Revenue-facing roles tend to pay the biggest bonuses. Operational and support roles tend toward smaller, more predictable ones.

  • Finance
  • Architecture
  • Sales
  • Business Development
  • Marketing / Advertising
  • Information Technology
  • Healthcare
  • Insurance
  • Customer Service
  • Human Resources
  • Construction
  • Transport
  • Hospitality

Civil servant: public vs private sector pay

Public-sector pay in Hungary is about 9% more than private-sector pay for similar work. The private sector typically offers stronger upside and bigger bonuses; the public sector typically offers better benefits and stability.

Public vs private pay gap

8%

Public-sector workers earn this much more than private-sector workers in Hungary on average.

Public sector 6,193,900 HUF
Private sector 5,686,100 HUF

Civil servant salary by city in Hungary

Civil servant pay is not even across Hungary. The chart below shows the highest-paying cities in the dataset, followed by the full location table.

  • Budapest
  • Debrecen
LocationTypeAverageMedianRange
BudapestCity2,086,500 HUF2,242,500 HUF958,700-3,312,100 HUF
DebrecenCity1,896,700 HUF1,741,800 HUF1,023,000-2,868,600 HUF


Civil Servant in Hungary: FAQs

  • How much does a civil servant make per month in Hungary?

    A civil servant in Hungary earns about 158,058 HUF a month before tax, based on an annual average of 1,896,700 HUF.

  • What's the salary range for a civil servant in Hungary?

    Entry-level civil servants in Hungary start near 895,900 HUF. Top-end pay reaches around 2,998,500 HUF. The middle 50% of earners sit between 1,306,100 and 2,662,900 HUF.

  • Is the median civil servant salary in Hungary higher or lower than the average?

    The median is 2,015,600 HUF, higher than the average of 1,896,700 HUF. Half of civil servants in Hungary earn below the median, half earn above it.

  • What's the gender pay gap for civil servants in Hungary?

    Men working as a civil servant in Hungary earn around 8% more than women on average (1,980,600 vs 1,835,700 HUF a year).

  • Do civil servants in Hungary get bonuses?

    About 30% of civil servants in Hungary reported a bonus in the past 12 months. Reported bonuses ranged from 0% to 4% of base salary.

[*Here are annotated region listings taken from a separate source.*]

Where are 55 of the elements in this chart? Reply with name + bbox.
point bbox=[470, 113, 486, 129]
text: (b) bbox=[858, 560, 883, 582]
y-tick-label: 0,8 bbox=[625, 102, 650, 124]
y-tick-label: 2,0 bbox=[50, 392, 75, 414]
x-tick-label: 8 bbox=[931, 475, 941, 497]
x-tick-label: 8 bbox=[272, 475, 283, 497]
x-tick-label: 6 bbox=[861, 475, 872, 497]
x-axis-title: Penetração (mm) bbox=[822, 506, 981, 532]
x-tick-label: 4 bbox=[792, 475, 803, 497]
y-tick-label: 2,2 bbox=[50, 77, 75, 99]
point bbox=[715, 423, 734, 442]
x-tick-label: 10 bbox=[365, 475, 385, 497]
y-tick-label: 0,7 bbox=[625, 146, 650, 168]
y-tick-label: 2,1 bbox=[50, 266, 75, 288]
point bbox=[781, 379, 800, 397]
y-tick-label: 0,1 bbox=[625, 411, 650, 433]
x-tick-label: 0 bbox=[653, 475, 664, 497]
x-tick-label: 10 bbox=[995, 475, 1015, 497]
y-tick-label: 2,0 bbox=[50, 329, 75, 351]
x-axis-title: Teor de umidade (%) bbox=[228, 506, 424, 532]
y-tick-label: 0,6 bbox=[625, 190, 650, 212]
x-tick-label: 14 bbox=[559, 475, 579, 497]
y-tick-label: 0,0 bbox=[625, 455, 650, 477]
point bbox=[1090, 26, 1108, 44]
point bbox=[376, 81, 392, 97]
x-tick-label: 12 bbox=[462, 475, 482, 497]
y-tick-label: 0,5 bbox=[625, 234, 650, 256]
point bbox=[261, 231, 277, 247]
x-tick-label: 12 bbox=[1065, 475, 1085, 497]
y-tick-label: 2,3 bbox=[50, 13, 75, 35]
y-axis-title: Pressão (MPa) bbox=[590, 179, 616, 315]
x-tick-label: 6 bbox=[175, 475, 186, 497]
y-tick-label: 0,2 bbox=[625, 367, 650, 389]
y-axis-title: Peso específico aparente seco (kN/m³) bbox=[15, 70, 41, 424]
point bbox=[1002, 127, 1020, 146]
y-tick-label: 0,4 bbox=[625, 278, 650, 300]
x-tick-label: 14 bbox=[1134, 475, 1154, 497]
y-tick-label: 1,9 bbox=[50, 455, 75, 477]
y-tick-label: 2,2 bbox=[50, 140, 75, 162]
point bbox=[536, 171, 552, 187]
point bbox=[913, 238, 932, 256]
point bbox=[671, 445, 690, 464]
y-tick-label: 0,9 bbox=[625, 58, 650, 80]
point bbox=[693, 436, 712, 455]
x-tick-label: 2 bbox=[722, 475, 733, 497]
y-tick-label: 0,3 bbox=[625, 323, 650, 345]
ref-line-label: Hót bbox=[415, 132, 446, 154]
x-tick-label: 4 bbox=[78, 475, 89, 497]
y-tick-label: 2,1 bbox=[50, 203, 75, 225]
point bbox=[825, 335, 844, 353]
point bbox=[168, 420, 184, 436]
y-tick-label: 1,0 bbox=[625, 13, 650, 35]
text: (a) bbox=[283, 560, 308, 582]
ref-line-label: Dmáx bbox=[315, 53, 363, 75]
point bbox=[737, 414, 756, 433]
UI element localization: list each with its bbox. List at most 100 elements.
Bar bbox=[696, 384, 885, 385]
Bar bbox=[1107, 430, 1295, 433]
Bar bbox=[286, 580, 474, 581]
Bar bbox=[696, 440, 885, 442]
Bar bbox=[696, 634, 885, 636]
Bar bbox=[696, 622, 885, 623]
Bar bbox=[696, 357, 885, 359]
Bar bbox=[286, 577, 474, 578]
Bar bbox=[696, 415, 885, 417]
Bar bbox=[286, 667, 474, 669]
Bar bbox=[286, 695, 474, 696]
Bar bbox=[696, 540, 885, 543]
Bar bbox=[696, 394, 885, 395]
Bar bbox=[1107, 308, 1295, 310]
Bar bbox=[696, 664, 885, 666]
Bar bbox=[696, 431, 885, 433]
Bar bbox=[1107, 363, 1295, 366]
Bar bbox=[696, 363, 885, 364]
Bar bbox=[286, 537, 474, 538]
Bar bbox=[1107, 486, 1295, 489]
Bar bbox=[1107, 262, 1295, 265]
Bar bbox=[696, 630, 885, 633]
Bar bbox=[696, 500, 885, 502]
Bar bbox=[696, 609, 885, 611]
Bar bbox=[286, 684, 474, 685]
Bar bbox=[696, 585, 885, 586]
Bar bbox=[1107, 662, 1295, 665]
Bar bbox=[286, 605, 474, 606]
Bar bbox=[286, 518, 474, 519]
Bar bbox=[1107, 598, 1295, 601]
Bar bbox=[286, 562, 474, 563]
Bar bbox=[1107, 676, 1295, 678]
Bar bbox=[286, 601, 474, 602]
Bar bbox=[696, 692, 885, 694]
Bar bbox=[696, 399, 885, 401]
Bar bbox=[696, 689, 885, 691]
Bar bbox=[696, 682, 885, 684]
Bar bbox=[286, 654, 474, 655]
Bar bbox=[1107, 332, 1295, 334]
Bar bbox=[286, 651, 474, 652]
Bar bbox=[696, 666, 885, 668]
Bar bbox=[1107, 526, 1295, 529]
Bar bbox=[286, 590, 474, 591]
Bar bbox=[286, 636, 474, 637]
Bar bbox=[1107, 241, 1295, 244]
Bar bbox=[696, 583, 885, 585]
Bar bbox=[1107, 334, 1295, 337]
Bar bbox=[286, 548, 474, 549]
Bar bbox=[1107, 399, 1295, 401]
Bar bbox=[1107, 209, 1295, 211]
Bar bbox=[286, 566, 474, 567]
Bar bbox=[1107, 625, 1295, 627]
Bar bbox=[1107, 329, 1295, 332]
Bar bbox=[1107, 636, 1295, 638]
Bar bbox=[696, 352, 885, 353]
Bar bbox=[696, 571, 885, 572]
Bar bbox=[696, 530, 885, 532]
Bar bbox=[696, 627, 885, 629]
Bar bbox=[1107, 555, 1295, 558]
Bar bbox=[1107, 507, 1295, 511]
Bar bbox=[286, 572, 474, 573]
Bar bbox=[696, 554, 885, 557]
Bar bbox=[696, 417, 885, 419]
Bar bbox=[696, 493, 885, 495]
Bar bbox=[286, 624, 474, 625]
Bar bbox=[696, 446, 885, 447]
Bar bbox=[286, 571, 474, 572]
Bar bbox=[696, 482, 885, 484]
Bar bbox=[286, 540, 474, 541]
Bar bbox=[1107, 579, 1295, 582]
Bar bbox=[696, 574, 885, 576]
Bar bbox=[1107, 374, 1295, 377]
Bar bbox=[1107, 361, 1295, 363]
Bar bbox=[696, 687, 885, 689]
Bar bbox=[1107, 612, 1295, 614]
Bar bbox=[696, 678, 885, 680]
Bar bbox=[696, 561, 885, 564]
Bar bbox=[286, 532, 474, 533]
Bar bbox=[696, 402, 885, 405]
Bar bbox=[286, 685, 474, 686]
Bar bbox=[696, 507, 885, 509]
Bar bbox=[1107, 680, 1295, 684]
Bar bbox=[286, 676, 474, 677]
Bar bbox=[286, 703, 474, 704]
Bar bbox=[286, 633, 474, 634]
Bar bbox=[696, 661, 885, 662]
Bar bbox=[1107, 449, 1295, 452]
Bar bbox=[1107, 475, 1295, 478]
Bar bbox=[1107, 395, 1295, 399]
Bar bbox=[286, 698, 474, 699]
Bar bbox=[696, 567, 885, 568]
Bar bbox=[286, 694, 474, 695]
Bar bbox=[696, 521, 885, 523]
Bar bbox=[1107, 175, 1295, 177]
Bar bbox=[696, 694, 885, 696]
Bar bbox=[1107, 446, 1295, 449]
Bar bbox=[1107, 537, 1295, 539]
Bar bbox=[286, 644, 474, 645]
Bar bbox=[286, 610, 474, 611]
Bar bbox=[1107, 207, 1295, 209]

  • Do civil servants earn more in the public or private sector in Hungary?

    In Hungary, the public sector pays a civil servant about 9% more on average. Public-sector pay tends to be steadier; private-sector pay tends to offer bigger upside.

  • How often do civil servants in Hungary get a pay raise?

    A civil servant in Hungary sees a raise of around 10% every 18 months, equivalent to roughly 7% a year.